25 ~ On the Green

3.4K 112 222
                                    

Trigger warning because I should have put this on other chapters but I have now got it on the book as a whole! But drug use and addiction - please don't read if it will affect you :)

*********

Daisy's POV

I knew it wasn't convincing, that's why I'd kept quiet for a good minute before replying, hoping that I could steady my voice enough to not raise alarm bells as I stood over my already packed bags. I'd been standing here in this position for forty-five minutes already, unable to move. I was meant to have left twenty minutes ago but I was frozen in indecision until Lando's voice came through the door. Really, it's no wonder that I stumbled over the three words.

I stayed quiet with his response, bringing my manicured nails up to my mouth to bite lightly, it was fine, they needed to be redone soon anyways. "Daisy... can I come in?" He follows up, another minute later, answering the question that was beginning to form in my mind as to whether he was still there. My eyes are drawn away from my bags and the door, finding the mirror on the other wall, my face a little red but not bad as I use my thumb to wipe away the tear tracks that had appeared following Lindsey's phone call.

Yes - I know I'm crazy but I didn't have many friends I could call to check on Luke and we both knew she owed me so I trusted her not to fuck this up. She'd turned up to find a party in our front room, calling me so that I could see what was happening as she did and the moment that she walked into the living room, Luke was quite clearly not okay as he sat with just a couple of lines cut on the table in front of here.

He was drunk but when she handed the phone to him, I still didn't think he was high. I think he was tempting himself but not quite giving in which resulted in it's own emotional conversation via FaceTime after Lindsey shooed the other twenty people out of our home. "What are you doing?" I whisper through my tears, sitting on the bed, one eye on the bags I now knew I couldn't pick up. "Luke..."

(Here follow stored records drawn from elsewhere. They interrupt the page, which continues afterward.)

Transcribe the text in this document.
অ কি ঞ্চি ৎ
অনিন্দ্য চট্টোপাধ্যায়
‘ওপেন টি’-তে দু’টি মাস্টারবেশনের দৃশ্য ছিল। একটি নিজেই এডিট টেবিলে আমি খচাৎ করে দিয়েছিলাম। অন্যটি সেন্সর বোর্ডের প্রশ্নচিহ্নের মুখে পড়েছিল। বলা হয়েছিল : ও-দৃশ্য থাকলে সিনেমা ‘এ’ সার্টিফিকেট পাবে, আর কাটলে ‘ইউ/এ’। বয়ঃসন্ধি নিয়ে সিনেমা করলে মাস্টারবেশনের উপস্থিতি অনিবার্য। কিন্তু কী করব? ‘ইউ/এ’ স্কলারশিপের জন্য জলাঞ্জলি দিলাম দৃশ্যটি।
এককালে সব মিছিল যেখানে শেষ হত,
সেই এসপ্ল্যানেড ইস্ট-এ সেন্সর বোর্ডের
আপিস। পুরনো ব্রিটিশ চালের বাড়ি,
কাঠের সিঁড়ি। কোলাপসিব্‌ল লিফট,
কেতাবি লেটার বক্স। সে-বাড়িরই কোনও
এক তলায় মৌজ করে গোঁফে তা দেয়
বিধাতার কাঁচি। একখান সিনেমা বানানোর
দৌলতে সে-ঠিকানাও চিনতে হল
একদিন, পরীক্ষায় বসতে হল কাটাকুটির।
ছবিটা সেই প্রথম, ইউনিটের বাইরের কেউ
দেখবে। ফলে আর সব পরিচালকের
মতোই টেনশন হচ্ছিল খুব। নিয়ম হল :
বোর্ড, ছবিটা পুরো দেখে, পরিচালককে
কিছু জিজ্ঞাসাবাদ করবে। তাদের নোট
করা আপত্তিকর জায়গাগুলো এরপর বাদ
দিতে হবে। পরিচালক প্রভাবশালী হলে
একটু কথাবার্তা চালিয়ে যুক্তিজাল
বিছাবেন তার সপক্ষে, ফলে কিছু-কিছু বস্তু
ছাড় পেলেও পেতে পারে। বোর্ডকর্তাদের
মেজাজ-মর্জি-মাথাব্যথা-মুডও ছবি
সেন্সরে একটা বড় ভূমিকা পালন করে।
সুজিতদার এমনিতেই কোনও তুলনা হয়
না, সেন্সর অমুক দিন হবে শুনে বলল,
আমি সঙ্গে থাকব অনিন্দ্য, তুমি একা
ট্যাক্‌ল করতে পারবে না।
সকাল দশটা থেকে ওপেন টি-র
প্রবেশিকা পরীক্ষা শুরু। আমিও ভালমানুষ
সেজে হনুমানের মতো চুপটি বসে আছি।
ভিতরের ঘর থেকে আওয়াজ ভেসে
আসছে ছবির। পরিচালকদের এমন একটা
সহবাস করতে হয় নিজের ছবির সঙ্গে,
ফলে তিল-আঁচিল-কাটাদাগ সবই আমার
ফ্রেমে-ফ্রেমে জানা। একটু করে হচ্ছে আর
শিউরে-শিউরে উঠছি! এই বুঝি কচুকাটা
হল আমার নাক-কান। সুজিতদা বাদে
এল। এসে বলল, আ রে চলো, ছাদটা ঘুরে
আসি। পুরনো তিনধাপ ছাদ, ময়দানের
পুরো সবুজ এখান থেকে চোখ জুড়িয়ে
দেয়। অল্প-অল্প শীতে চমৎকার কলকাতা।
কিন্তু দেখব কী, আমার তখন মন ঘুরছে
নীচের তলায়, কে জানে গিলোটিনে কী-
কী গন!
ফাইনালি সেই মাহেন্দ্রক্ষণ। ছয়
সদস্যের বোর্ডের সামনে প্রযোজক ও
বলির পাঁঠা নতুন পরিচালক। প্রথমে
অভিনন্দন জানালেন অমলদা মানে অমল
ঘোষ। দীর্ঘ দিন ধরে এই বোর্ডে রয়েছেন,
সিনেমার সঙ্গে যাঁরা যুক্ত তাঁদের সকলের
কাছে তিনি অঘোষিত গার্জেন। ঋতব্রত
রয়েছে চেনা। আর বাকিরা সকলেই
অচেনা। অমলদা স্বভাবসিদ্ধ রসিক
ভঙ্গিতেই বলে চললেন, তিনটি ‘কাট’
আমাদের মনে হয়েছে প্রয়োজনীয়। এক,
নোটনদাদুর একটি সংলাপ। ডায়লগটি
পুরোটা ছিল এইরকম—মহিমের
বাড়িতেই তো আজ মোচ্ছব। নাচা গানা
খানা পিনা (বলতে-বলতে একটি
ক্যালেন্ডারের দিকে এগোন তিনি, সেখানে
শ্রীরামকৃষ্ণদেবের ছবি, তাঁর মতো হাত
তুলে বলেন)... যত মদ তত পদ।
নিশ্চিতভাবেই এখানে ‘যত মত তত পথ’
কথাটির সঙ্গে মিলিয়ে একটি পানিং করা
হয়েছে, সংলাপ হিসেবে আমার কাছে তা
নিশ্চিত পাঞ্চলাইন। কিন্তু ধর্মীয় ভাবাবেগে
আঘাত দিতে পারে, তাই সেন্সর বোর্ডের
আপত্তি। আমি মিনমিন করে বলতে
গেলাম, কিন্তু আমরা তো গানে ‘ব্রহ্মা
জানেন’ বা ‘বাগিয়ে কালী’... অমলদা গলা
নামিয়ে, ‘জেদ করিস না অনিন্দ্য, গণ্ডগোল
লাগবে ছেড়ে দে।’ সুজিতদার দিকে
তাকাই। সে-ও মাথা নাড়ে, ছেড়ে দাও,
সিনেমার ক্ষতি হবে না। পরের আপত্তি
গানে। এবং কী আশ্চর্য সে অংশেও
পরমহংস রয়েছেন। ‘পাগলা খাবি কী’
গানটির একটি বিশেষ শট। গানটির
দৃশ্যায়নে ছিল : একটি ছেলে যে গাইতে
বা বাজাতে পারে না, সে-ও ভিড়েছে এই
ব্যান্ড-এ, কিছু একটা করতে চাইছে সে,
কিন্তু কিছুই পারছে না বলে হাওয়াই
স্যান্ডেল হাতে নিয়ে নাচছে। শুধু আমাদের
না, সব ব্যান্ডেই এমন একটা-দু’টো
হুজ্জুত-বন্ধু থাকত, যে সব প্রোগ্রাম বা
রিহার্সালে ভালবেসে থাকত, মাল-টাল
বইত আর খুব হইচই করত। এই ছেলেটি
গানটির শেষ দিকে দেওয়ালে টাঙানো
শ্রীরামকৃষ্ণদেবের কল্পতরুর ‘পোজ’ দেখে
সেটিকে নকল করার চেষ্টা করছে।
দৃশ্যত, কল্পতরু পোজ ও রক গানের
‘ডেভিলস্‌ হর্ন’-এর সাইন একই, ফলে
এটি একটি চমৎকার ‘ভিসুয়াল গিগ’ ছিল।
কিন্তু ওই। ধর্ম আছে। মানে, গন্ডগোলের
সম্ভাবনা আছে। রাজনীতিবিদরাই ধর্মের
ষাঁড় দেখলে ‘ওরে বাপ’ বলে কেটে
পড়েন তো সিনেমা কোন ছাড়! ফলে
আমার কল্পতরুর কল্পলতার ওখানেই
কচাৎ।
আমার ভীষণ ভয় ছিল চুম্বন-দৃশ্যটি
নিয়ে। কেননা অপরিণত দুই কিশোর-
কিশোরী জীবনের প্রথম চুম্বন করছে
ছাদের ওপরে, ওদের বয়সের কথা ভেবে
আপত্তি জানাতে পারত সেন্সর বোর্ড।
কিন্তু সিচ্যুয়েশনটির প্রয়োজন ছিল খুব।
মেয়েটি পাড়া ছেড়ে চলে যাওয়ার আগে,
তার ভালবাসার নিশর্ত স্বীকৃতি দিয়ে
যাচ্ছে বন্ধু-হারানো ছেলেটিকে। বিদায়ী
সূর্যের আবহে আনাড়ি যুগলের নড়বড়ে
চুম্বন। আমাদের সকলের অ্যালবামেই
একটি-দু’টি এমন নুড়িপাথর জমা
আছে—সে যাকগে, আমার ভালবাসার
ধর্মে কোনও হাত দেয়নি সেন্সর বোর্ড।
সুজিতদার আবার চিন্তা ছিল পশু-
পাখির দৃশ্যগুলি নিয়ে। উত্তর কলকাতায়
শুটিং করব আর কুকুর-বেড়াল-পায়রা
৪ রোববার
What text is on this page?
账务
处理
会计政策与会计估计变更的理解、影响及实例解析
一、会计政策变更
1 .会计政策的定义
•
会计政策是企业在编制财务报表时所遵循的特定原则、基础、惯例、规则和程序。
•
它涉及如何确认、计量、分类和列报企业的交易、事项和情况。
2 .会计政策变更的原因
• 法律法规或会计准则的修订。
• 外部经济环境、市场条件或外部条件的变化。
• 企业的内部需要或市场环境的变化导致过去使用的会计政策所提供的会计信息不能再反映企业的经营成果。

"I-I'm sorry! I'm not as good as you!" He half cries half yells, the frustration getting the better of both of us as I feel frustration and hurt coursing through my veins. I didn't want to leave him because he was clearly in pain and I knew how that addiction felt. I knew how difficult it was to quit and I knew the temptation itching in his fingers because I felt it in my own.

"It's not that... just... I-I can't do this... not this," I whisper, clutching at my head a little, trying to massage the pressure away, searching for the path I needed to next go down. "I can come home - we'll go to rehab together-"

"I haven't done it!" He exclaims. Throwing his hands up in the air, as though offended at the suggestion but I don't have it in me to feel pity right now. He needs me to be honest and so I will be.

"But you want to Luke! You're so close to doing it that you're literally sat there with lines in front of you! So I don't know what's going on and maybe you don't either but you're walking such a fine line that I don't understand what's happening. I can come home, I can help but that cannot be there!" I tell him, watching the tears fall from his eyes as several fall from my own.

He might not think I understand but we've been together for long enough that I know the voices in his head better than he does. I know the demeaning words in his fathers voice, the same old sly jabs. Yeah, Luke's rich and he's a bit of a prick but he's human.

Humans don't break for no reason.

"N-no. I-I... Astera no. I can't... you're right. I don't know what I'm doing but I'm not pulling you backwards into this. I know it doesn't seem like it all the time with everything I've done but I do... I do love you and I don't want this for you..." he says quietly, the tears streaming from his eyes as he catches up with whatever is happening. "Don't come back. I-I'll figure it out. I promise you. You deserve more than this. I will go to rehab... but just me. You're doing fine... you have a reason to stay sober and you're in his house right now," Luke says, the words almost turning bitter from the sweet and sorry way that he started.